Sul modo in cui possono esser riconosciute, Bergoglio spiega innanzitutto come contestualizzarle, facendo riferimento al serpente della Genesi che, oltre ad esser tirato in ballo come simbolo del bene e del male, adesso è diventato anche l'immagine delle fake news, grazie alla "sua strisciante e pericolosa seduzione che si fa strada nel cuore dell’uomo con argomentazioni false e allettanti".

Le fake news hanno motivazioni economiche e opportunistiche alimentate dalla "sete di potere, avere e godere"... Insomma, costituiscono delle "tentazioni" a cui non possiamo resistere a causa della nostra "bramosia" che contribuisce a diffonderle... come un virus.

Un virus le cui conseguenze sono spiegate da Bergoglio con un passaggio preso a prestito da I fratelli Karamazov di Dostoevskij: «Chi mente a sé stesso e ascolta le proprie menzogne arriva al punto di non poter più distinguere la verità, né dentro di sé, né intorno a sé, e così comincia a non avere più stima né di sé stesso, né degli altri. Poi, siccome non ha più stima di nessuno, cessa anche di amare, e allora, in mancanza di amore, per sentirsi occupato e per distrarsi si abbandona alle passioni e ai piaceri volgari, e per colpa dei suoi vizi diventa come una bestia; e tutto questo deriva dal continuo mentire, agli altri e a sé stesso.»

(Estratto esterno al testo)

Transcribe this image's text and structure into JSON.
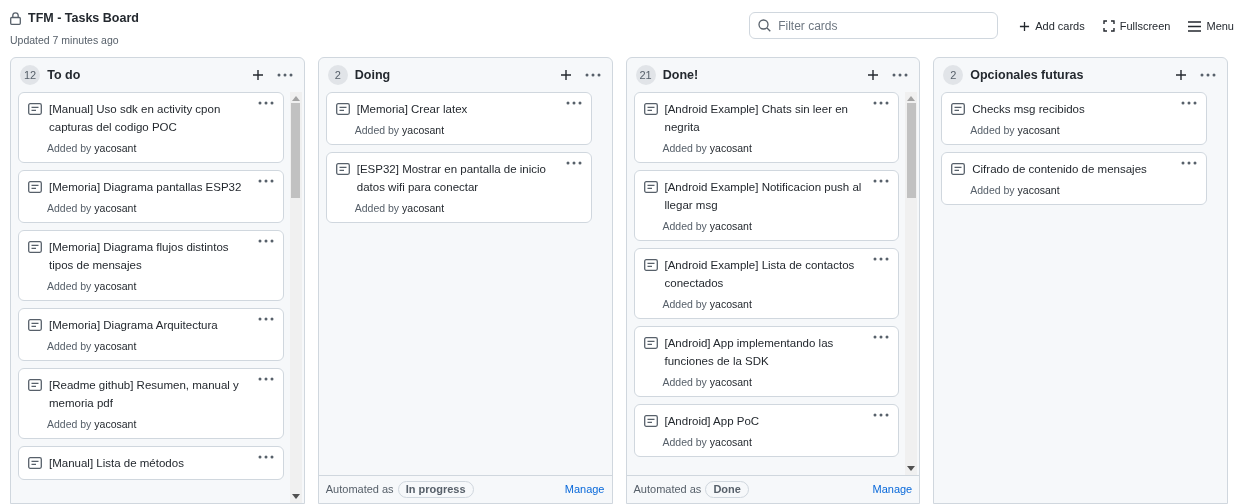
{
  "board": {
    "title": "TFM - Tasks Board",
    "updated": "Updated 7 minutes ago"
  },
  "toolbar": {
    "filter": {
      "placeholder": "Filter cards"
    },
    "actions": [
      {
        "kind": "add",
        "label": "Add cards"
      },
      {
        "kind": "fullscreen",
        "label": "Fullscreen"
      },
      {
        "kind": "menu",
        "label": "Menu"
      }
    ]
  },
  "columns": [
    {
      "count": "12",
      "name": "To do",
      "scrollbar": true,
      "cards": [
        {
          "title": "[Manual] Uso sdk en activity cpon capturas del codigo POC",
          "added_by": "Added by",
          "author": "yacosant"
        },
        {
          "title": "[Memoria] Diagrama pantallas ESP32",
          "added_by": "Added by",
          "author": "yacosant"
        },
        {
          "title": "[Memoria] Diagrama flujos distintos tipos de mensajes",
          "added_by": "Added by",
          "author": "yacosant"
        },
        {
          "title": "[Memoria] Diagrama Arquitectura",
          "added_by": "Added by",
          "author": "yacosant"
        },
        {
          "title": "[Readme github] Resumen, manual y memoria pdf",
          "added_by": "Added by",
          "author": "yacosant"
        },
        {
          "title": "[Manual] Lista de métodos"
        }
      ]
    },
    {
      "count": "2",
      "name": "Doing",
      "scrollbar": false,
      "cards": [
        {
          "title": "[Memoria] Crear latex",
          "added_by": "Added by",
          "author": "yacosant"
        },
        {
          "title": "[ESP32] Mostrar en pantalla de inicio datos wifi para conectar",
          "added_by": "Added by",
          "author": "yacosant"
        }
      ],
      "footer": {
        "label": "Automated as",
        "status": "In progress",
        "link": "Manage"
      }
    },
    {
      "count": "21",
      "name": "Done!",
      "scrollbar": true,
      "cards": [
        {
          "title": "[Android Example] Chats sin leer en negrita",
          "added_by": "Added by",
          "author": "yacosant"
        },
        {
          "title": "[Android Example] Notificacion push al llegar msg",
          "added_by": "Added by",
          "author": "yacosant"
        },
        {
          "title": "[Android Example] Lista de contactos conectados",
          "added_by": "Added by",
          "author": "yacosant"
        },
        {
          "title": "[Android] App implementando las funciones de la SDK",
          "added_by": "Added by",
          "author": "yacosant"
        },
        {
          "title": "[Android] App PoC",
          "added_by": "Added by",
          "author": "yacosant"
        }
      ],
      "footer": {
        "label": "Automated as",
        "status": "Done",
        "link": "Manage"
      }
    },
    {
      "count": "2",
      "name": "Opcionales futuras",
      "scrollbar": false,
      "cards": [
        {
          "title": "Checks msg recibidos",
          "added_by": "Added by",
          "author": "yacosant"
        },
        {
          "title": "Cifrado de contenido de mensajes",
          "added_by": "Added by",
          "author": "yacosant"
        }
      ]
    }
  ]
}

E chiarito il contesto delle fake news, ecco come fare a riconoscerle: «Dai frutti possiamo distinguere la verità degli enunciati. Se suscitano polemica, fomentano divisioni, infondono rassegnazione o se, invece, conducono ad una riflessione consapevole e matura, al dialogo costruttivo, a un’operosità proficua.»

E chi ha il compito di informare deve "guardare all’accuratezza delle fonti e alla custodia della comunicazione come veri e propri processi di sviluppo del bene, che generano fiducia e aprono vie di comunione e di pace."

Quindi, è necessario "promuovere un giornalismo di pace... non che neghi l’esistenza di problemi gravi e assuma toni sdolcinati... un giornalismo senza infingimenti, ostile alle falsità, a slogan ad effetto e a dichiarazioni roboanti; un giornalismo fatto da persone per le persone, e che si comprende come servizio a tutte le persone, specialmente a quelle – sono al mondo la maggioranza – che non hanno voce; un giornalismo che non bruci le notizie, ma che si impegni nella ricerca delle cause reali dei conflitti, per favorirne la comprensione dalle radici e il superamento attraverso l’avviamento di processi virtuosi; un giornalismo impegnato a indicare soluzioni alternative alle escalation del clamore e della violenza verbale."

Naturalmente, tali dichiarazioni saranno prese a prestito da giornali e politici, entrambi ugualmente responsabili nel diffondere false notizie, che professeranno la loro buona fede e giureranno di aver sempre operato correttamente, incolpando concorrenti e avversari come causa del problema... ed invocando le parole del Papa a testimonianza della loro correttezza!